Vietnam to Accelerate Privatization With Share-Sale Reboot

Vietnam plans to set up a working group to help spur share sales of state enterprises as the government takes steps to bolster a flagging privatization program and drive economic growth.

“It will help state companies sell stakes more successfully,” Dang Quyet Tien, deputy general director of the finance ministry’s corporate finance department, said in an interview on Oct. 24.

“What’s the point of pushing the IPOs out only to see them fail; we aim to avoid the failures that happened earlier this year.”

Prime Minister Nguyen Tan Dung had outlined a revamp of state enterprises to spur growth in an economy on course to expand below 7 percent for a seventh straight year.

The privatization plan has lagged the government’s target, with only 71 state-owned companies selling shares in the nine months through September, compared to a goal of 200 by year-end.

“There are a lot of problems with IPOs for the working group to focus on,” said Michel Tosto, head of institutional sales at Viet Capital Securities in Ho Chi Minh City.

“I am skeptical. Perhaps the government needs to hire professional securities firms to take charge of IPOs.”

The working group will comprise members from the finance ministry, the State Securities Commission and the two stock exchanges in Hanoi and Ho Chi Minh City, Tien said in his office in Hanoi. It will be established “in the near future,” he said, without giving a specific time frame.

The dong was little changed at 21,275 against the U.S. dollar as of 11:27 a.m. local time. The benchmark VN Index fell 0.2 percent. It has gained about 17 percent this year.

Lacking Disclosure

Vietnam’s economy expanded 5.62 percent in the nine months through September from the same period a year earlier, data showed last month. The government aims to boost full-year growth to 5.8 percent in 2014 and 6.2 percent next year.

Officials announced a plan in February to sell shares in as many as 432 state enterprises by the end of 2015. Of the 36 companies that have held initial public offerings through Sept. 22, trading is yet to start in any of them.

Vietnam has raised 3.14 trillion dong ($148 million) from these sales, compared to a target of 4.74 trillion dong.

Dung last month issued a regulation compelling state companies to list shares more quickly following their IPOs. It also requested State Capital Investment Corp., a government investment arm, to buy stakes in firms with failed offers.

The state IPOs have been criticized for lacking disclosure, Tosto wrote earlier in a note dated Oct. 13. There also isn’t a process “that would allow investors to educate themselves about the companies going for an IPO,” he said.

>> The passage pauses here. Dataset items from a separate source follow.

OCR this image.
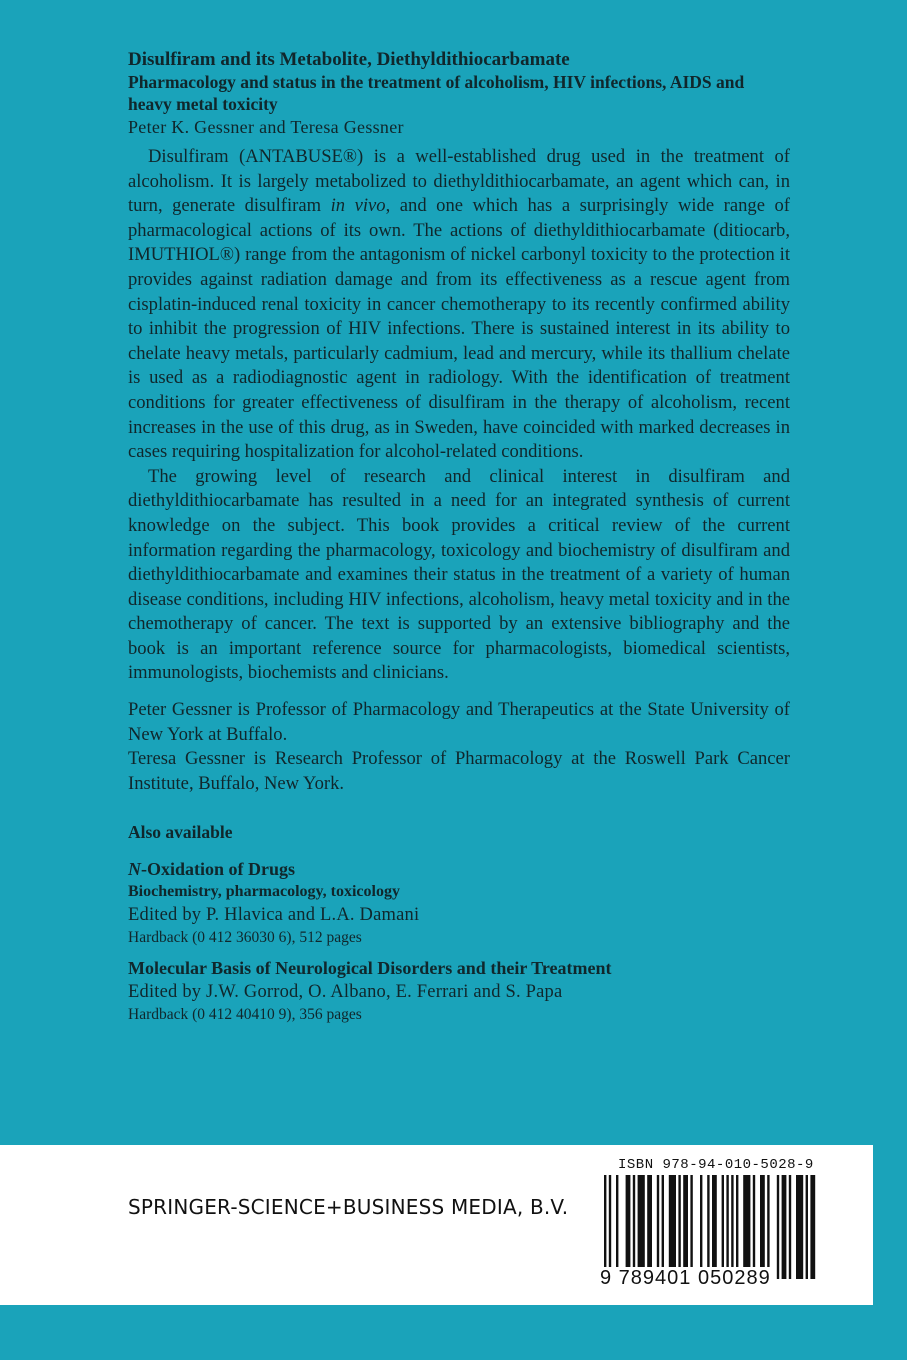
Disulfiram and its Metabolite, Diethyldithiocarbamate

Pharmacology and status in the treatment of alcoholism, HIV infections, AIDS and heavy metal toxicity

Peter K. Gessner and Teresa Gessner

Disulfiram (ANTABUSE®) is a well-established drug used in the treatment of alcoholism. It is largely metabolized to diethyldithiocarbamate, an agent which can, in turn, generate disulfiram in vivo, and one which has a surprisingly wide range of pharmacological actions of its own. The actions of diethyldithiocarbamate (ditiocarb, IMUTHIOL®) range from the antagonism of nickel carbonyl toxicity to the protection it provides against radiation damage and from its effectiveness as a rescue agent from cisplatin-induced renal toxicity in cancer chemotherapy to its recently confirmed ability to inhibit the progression of HIV infections. There is sustained interest in its ability to chelate heavy metals, particularly cadmium, lead and mercury, while its thallium chelate is used as a radiodiagnostic agent in radiology. With the identification of treatment conditions for greater effectiveness of disulfiram in the therapy of alcoholism, recent increases in the use of this drug, as in Sweden, have coincided with marked decreases in cases requiring hospitalization for alcohol-related conditions.

The growing level of research and clinical interest in disulfiram and diethyldithiocarbamate has resulted in a need for an integrated synthesis of current knowledge on the subject. This book provides a critical review of the current information regarding the pharmacology, toxicology and biochemistry of disulfiram and diethyldithiocarbamate and examines their status in the treatment of a variety of human disease conditions, including HIV infections, alcoholism, heavy metal toxicity and in the chemotherapy of cancer. The text is supported by an extensive bibliography and the book is an important reference source for pharmacologists, biomedical scientists, immunologists, biochemists and clinicians.

Peter Gessner is Professor of Pharmacology and Therapeutics at the State University of New York at Buffalo.

Teresa Gessner is Research Professor of Pharmacology at the Roswell Park Cancer Institute, Buffalo, New York.

Also available
N-Oxidation of Drugs
Biochemistry, pharmacology, toxicology
Edited by P. Hlavica and L.A. Damani
Hardback (0 412 36030 6), 512 pages
Molecular Basis of Neurological Disorders and their Treatment
Edited by J.W. Gorrod, O. Albano, E. Ferrari and S. Papa
Hardback (0 412 40410 9), 356 pages
SPRINGER-SCIENCE+BUSINESS MEDIA, B.V.
ISBN 978-94-010-5028-9
9 789401 050289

The working group will scrutinize companies’ preparation and “flag any problems that would potentially cause the IPO to fail,” Tien said.

It will invite analysts from securities firms to weigh in, ensure the pricing is appropriate, help firms better market the offers and “actively approach” potential investors, he said.

“Failed IPOs erode investors’ confidence and hurt future IPOs,” Tien said.“The sooner we form this working group, the better we can help companies to quicken stake sales and IPOs.”